Looking at the institutional environment, the social norms dimension is particularly applicable. Peaks plays into the current movement of Corporate Social Responsibility by banning funds that invest in controversial businesses such as weapons, alcohol/tobacco production and pornography. In terms of polity and judiciary dimensions, Peaks has a permit and is being supervised by the Dutch Authority for Financial Markets. (Peaks, 2017)

Peaks 2

Sounds great! Why not invest?
Empowering everyone rather than just the happy few to get a return on their savings sounds like a great cause. Moreover, expected returns in terms of percentages sound decent.

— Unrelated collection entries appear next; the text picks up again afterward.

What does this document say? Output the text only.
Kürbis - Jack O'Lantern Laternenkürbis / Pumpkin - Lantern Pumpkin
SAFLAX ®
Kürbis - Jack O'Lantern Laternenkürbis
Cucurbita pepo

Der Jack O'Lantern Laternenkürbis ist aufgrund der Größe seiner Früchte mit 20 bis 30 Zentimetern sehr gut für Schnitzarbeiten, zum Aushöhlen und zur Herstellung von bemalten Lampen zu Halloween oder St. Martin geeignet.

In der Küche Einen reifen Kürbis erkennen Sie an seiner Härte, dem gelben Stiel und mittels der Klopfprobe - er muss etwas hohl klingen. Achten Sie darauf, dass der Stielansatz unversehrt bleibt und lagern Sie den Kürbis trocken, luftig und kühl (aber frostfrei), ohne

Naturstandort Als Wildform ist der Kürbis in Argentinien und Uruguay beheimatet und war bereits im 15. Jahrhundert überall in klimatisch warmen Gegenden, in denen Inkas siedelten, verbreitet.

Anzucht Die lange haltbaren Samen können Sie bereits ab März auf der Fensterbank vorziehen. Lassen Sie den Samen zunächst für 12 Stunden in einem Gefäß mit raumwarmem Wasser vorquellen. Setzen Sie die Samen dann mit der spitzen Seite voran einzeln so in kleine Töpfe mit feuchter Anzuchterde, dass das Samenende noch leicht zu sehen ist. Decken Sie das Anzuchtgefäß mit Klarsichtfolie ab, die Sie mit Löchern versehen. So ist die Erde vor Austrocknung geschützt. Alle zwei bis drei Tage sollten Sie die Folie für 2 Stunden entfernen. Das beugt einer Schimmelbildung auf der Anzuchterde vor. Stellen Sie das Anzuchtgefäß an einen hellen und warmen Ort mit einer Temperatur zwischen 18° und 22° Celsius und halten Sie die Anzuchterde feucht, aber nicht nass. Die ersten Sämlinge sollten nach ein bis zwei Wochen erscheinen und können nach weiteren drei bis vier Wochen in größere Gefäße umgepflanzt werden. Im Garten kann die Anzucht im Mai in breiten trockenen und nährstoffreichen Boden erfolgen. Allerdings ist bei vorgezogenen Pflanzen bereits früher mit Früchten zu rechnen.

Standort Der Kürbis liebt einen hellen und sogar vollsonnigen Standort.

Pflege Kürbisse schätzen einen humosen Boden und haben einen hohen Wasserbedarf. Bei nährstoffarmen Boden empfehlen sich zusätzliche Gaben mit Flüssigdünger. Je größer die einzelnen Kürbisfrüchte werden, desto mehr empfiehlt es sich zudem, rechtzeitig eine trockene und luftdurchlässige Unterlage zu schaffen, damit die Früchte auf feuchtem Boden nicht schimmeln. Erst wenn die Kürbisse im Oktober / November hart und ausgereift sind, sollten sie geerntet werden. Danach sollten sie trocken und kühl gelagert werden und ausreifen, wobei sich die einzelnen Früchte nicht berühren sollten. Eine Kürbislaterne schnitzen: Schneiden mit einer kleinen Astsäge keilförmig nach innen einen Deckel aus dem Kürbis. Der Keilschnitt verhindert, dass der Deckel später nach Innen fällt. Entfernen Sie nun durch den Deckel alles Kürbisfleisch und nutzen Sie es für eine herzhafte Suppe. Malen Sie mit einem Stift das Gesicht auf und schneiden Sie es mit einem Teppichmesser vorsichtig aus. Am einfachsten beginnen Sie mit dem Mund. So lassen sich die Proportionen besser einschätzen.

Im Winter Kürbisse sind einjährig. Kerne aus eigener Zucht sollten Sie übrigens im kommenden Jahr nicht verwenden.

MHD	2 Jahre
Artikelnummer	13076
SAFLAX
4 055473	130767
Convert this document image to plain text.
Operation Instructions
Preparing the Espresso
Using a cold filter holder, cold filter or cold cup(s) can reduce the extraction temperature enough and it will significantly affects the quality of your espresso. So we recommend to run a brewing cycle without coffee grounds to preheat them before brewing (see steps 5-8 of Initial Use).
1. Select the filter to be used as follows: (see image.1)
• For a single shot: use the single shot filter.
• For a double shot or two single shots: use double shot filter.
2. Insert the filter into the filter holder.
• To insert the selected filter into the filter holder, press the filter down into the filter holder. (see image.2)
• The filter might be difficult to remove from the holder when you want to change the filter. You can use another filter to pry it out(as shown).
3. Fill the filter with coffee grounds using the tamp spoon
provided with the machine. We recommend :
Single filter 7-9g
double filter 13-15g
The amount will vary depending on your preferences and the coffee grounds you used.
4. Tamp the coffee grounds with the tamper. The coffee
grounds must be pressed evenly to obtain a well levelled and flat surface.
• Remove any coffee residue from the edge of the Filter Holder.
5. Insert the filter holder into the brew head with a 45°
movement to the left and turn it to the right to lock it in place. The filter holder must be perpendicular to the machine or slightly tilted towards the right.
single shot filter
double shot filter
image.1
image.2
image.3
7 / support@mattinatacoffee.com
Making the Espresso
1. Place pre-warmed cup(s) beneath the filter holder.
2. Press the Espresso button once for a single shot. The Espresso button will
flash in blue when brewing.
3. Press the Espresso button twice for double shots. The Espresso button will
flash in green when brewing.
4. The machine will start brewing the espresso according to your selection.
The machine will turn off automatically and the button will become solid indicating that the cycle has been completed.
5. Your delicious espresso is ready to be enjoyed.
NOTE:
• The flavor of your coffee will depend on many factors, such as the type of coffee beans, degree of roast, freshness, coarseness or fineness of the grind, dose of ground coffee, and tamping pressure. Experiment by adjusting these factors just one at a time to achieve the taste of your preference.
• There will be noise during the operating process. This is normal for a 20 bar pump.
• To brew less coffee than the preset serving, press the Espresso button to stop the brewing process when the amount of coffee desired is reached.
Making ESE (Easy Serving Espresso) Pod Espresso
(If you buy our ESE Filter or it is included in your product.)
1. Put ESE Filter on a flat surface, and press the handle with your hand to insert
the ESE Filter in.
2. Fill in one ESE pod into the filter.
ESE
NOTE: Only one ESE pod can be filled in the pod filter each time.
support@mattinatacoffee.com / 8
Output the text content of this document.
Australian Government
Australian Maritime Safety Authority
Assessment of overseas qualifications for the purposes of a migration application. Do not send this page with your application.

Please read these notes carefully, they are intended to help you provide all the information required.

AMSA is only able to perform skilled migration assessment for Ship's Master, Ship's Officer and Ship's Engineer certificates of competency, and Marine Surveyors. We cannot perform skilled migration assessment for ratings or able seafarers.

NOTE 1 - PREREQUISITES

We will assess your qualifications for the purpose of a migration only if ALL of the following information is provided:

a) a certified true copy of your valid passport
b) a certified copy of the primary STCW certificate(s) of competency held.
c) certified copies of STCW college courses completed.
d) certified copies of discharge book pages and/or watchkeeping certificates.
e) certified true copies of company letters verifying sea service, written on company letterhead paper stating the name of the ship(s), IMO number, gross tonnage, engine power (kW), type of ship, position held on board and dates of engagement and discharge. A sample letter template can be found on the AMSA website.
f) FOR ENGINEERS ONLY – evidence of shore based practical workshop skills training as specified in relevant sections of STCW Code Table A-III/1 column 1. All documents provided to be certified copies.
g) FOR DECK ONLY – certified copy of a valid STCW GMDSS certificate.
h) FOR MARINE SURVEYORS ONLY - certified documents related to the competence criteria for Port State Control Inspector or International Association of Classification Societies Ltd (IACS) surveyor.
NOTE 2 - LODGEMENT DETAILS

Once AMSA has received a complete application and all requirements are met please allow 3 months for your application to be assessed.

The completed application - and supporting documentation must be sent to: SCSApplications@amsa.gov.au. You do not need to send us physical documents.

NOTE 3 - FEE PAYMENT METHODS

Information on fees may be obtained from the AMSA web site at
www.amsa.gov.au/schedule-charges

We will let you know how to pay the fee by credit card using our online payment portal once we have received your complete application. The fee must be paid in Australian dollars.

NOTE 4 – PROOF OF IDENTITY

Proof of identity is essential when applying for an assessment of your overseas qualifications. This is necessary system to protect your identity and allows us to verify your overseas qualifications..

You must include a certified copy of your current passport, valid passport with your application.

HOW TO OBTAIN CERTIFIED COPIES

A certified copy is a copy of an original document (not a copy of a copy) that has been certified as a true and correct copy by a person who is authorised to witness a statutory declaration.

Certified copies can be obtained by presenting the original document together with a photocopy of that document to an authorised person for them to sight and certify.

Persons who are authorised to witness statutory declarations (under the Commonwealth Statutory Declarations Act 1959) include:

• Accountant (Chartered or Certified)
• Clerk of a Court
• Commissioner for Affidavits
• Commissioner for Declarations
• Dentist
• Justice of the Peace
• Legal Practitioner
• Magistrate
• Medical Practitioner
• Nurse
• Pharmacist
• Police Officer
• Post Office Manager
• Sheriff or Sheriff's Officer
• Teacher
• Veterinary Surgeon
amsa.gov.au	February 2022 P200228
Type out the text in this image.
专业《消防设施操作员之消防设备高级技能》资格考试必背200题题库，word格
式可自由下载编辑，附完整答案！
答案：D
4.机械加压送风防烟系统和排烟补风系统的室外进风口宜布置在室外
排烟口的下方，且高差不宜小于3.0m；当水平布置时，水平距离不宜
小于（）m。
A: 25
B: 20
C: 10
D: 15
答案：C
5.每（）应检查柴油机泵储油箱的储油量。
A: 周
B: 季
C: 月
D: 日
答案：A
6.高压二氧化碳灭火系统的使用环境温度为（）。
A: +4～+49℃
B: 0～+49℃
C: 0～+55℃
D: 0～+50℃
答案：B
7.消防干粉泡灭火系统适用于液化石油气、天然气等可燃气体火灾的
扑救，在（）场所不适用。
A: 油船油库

However, after deducting the yearly costs, returns of some of the portfolios become negative. Considering that people investing at Peaks usually have little affinity with investing money, having such low transparency is appalling. For example, if you would like to invest for a period of 1 year with an investment of €30 a month your returns would be as follows (Drabbe, 2018):

  • Mild portfolio: – €3,79
  • Spicy portfolio: – €2,02
  • Very Spicy portfolio: – €0,10
  • Hot portfolio: €1,82

In conclusion, if you want to make money using Peaks you’re going to have to invest more than €30,- a month, which contradicts the whole idea of investing your change. It’s a shame since I believe the idea has a lot of potential! What are your thoughts on the topic? Would you invest your money using Peaks?


Carson S. J., D. T. (1999). Understanding Institutional Designs Within Marketing Value Systems. Journal of Marketing Vol 63, 115-130.

Drabbe, M. (2018). Peaks: beleggen met je wisselgeld. Retrieved from Consumentenbond:

Peaks. (2017). De app. Retrieved from Peaks:

Randall T., T. C. (2005). Principles for User Design of Customized Products. California Management Review.